O Ministério Público do Piauí arquivou o Procedimento Preparatório de Inquérito Civil n.º 30/2025, que apurava supostas irregularidades na contratação, sem licitação, de oito bancas de advocacia pela Prefeitura de Oeiras. A decisão foi assinada pela promotora Emmanuelle Martins Neiva Dantas Rodrigues Belo, da 2ª Promotoria de Justiça de Oeiras, em 4 de agosto.
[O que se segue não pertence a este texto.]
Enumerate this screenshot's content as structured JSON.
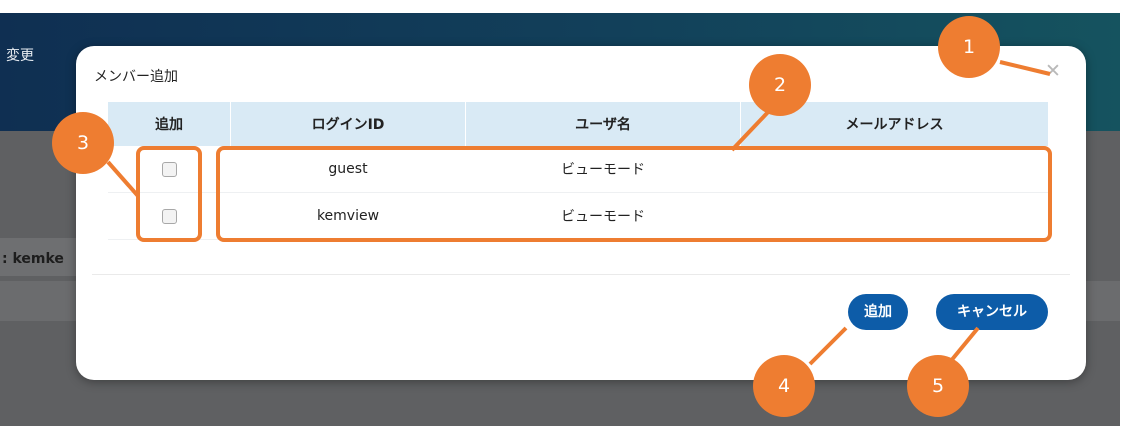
{
  "background": {
    "header_fragment": "変更",
    "side_fragment": ": kemke"
  },
  "modal": {
    "title": "メンバー追加",
    "close_glyph": "✕",
    "table": {
      "headers": [
        "追加",
        "ログインID",
        "ユーザ名",
        "メールアドレス"
      ],
      "rows": [
        {
          "login_id": "guest",
          "user_name": "ビューモード",
          "email": ""
        },
        {
          "login_id": "kemview",
          "user_name": "ビューモード",
          "email": ""
        }
      ]
    },
    "buttons": {
      "add_label": "追加",
      "cancel_label": "キャンセル"
    }
  },
  "annotations": {
    "markers": [
      "1",
      "2",
      "3",
      "4",
      "5"
    ],
    "color": "#ee7d31"
  },
  "colors": {
    "button": "#0d5ca8",
    "table_header": "#d9eaf5",
    "header_bar": "#0f2f52"
  }
}
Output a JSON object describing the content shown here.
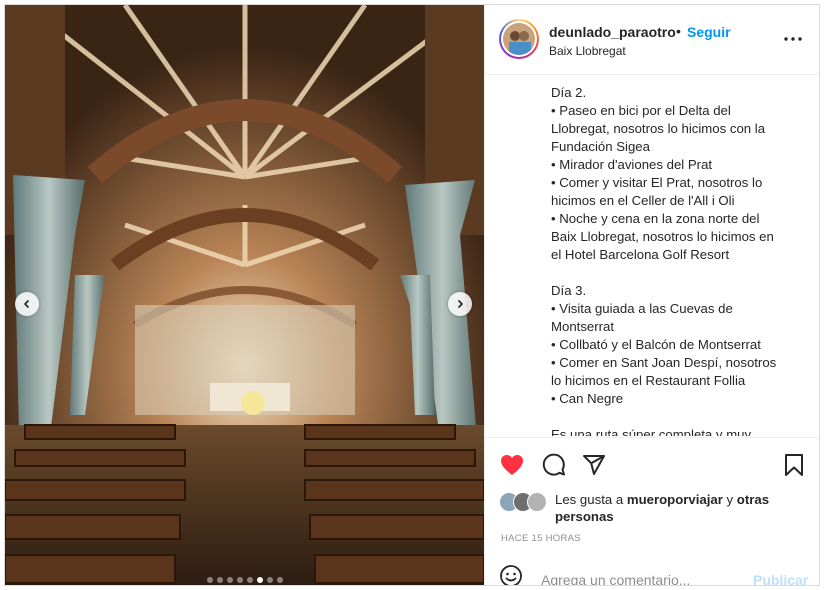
{
  "post": {
    "username": "deunlado_paraotro",
    "separator": "•",
    "follow_label": "Seguir",
    "location": "Baix Llobregat",
    "more_icon": "more-horizontal-icon"
  },
  "photo": {
    "prev_icon": "chevron-left-icon",
    "next_icon": "chevron-right-icon",
    "dot_count": 8,
    "active_dot": 5
  },
  "caption": {
    "lines": [
      "Día 2.",
      "• Paseo en bici por el Delta del",
      "Llobregat, nosotros lo hicimos con la",
      "Fundación Sigea",
      "• Mirador d'aviones del Prat",
      "• Comer y visitar El Prat, nosotros lo",
      "hicimos en el Celler de l'All i Oli",
      "• Noche y cena en la zona norte del",
      "Baix Llobregat, nosotros lo hicimos en",
      "el Hotel Barcelona Golf Resort",
      "",
      "Día 3.",
      "• Visita guiada a las Cuevas de",
      "Montserrat",
      "• Collbató y el Balcón de Montserrat",
      "• Comer en Sant Joan Despí, nosotros",
      "lo hicimos en el Restaurant Follia",
      "• Can Negre",
      "",
      "Es una ruta súper completa y muy"
    ]
  },
  "actions": {
    "like_icon": "heart-filled-icon",
    "comment_icon": "comment-icon",
    "share_icon": "send-icon",
    "save_icon": "bookmark-icon",
    "like_color": "#ff3040"
  },
  "likes": {
    "prefix": "Les gusta a ",
    "user": "mueroporviajar",
    "middle": " y ",
    "others_1": "otras",
    "others_2": "personas"
  },
  "timestamp": "HACE 15 HORAS",
  "comment": {
    "emoji_icon": "emoji-icon",
    "placeholder": "Agrega un comentario...",
    "publish_label": "Publicar"
  },
  "colors": {
    "accent": "#0095f6",
    "publish_disabled": "#c0dffd",
    "muted": "#8e8e8e"
  }
}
A denúncia apontava que, em 2025, os gastos com assessoria jurídica da Prefeitura já somavam R$ 2,1 milhões, com valores superiores aos inicialmente previstos e contratações por inexigibilidade. Também havia suspeitas de sobreposição de serviços e fragmentação de contratos.
No entanto, a Prefeitura apresentou documentos que comprovaram a notória especialização dos escritórios e justificaram a necessidade dos serviços. Parte das inexigibilidades, segundo os autos, sequer resultou em contratos ou custos ao município.
O despacho destacou que a legislação — especialmente a Lei n.º 14.133/2021, em conjunto com a Lei n.º 14.039/2020 — autoriza a contratação direta de serviços advocatícios quando comprovada a singularidade do objeto e a especialização do contratado. A promotoria também ressaltou que não foram identificados indícios de dano ao erário, direcionamento ou dolo que caracterizassem improbidade administrativa.
Dessa forma, o Ministério Público entendeu que as contratações têm amparo legal e não configuram ato ilícito, determinando o arquivamento do processo por ausência de fundamentos para ação civil pública.